Come 25 May 2018, organisations operating within the EU, regardless of whether they are established in the union, must comply with the General Data Protection Act (GDPR) or face fines of up to €20 million, or 4% of global turnover—whichever is higher.
But this is an oft-repeated headline that fails to underline the importance of ‘up to’, and that the worrying figures that follow it are the maximums in a scale of penalties, the issuance of which is at the discretion of the member state in question.
As James Castro-Edwards points out on p100 of EU General Data Protection Regulation: A Guide To The New Law: “The substantial penalties available to supervisory authorities for breaches of GDPR have been the subject of widespread discussion.”
“These penalties were included in the draft legislation as a deliberate measure by the European Commission to escalate the significance of data protection to a corporate board level concern.”
“Given the widespread publicity the GDPR has generated even before its provisions take effect, this aim has been at least partially effective.”

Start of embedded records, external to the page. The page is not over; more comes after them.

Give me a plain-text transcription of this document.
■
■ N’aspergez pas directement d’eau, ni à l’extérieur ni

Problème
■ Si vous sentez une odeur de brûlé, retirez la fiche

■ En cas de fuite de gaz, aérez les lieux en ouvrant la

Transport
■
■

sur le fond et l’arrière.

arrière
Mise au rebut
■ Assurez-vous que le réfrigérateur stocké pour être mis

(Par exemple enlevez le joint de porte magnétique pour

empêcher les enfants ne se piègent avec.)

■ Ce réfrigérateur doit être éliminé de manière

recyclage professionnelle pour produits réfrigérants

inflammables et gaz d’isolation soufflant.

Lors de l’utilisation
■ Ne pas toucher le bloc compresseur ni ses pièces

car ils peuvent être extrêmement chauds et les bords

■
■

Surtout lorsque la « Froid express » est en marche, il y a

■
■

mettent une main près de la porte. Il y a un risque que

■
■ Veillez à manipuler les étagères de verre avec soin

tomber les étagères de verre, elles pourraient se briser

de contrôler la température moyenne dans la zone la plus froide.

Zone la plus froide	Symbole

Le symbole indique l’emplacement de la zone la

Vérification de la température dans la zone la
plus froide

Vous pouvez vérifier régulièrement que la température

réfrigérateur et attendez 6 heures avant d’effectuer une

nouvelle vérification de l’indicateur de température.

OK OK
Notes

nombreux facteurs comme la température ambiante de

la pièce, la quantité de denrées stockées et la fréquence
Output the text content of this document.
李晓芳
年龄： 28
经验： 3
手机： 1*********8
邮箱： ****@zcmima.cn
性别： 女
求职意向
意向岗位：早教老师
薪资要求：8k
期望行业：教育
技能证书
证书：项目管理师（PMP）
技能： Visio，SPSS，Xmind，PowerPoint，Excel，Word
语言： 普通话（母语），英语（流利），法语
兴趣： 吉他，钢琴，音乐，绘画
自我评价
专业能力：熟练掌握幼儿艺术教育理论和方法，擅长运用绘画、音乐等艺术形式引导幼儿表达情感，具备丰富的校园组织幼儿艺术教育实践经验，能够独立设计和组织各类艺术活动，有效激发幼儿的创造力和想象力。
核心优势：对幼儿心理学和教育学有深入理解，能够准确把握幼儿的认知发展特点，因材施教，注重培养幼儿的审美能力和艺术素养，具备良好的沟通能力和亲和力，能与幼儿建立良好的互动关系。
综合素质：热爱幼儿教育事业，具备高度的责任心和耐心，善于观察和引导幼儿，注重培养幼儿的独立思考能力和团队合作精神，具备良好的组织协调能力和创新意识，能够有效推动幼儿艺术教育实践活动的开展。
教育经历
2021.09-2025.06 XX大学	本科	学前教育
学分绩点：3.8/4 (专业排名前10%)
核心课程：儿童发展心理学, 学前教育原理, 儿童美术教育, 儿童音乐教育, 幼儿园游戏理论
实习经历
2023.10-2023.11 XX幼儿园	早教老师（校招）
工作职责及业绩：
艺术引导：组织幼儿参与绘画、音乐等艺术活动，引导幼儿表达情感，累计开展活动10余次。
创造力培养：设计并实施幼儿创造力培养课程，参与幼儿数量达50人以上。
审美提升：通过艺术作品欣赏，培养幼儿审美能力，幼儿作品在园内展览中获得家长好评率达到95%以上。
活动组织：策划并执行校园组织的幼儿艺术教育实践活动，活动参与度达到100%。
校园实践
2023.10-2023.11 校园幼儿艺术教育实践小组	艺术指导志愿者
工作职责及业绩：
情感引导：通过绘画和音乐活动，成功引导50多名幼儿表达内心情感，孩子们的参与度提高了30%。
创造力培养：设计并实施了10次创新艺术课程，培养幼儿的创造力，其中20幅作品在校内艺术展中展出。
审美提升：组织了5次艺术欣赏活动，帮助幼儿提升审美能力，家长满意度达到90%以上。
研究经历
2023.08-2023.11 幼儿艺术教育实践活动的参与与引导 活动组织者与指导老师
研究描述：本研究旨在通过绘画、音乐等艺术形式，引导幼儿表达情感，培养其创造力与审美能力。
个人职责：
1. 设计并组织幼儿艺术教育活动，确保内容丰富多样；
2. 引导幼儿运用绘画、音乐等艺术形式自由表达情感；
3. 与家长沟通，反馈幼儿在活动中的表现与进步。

Castro-Edwards, head of data protection law at Wedlake Bell, spends the 11 well-executed chapters of this legislation guide disabusing the reader of this and other notions about GDPR, while providing practical advice about what each part of the regulation will mean for organisations.
His extensive coverage of the regulation includes its subject matter, as well as its somewhat controversial territorial scope, as well as the rights of data subjects and the role of independent supervisory authorities.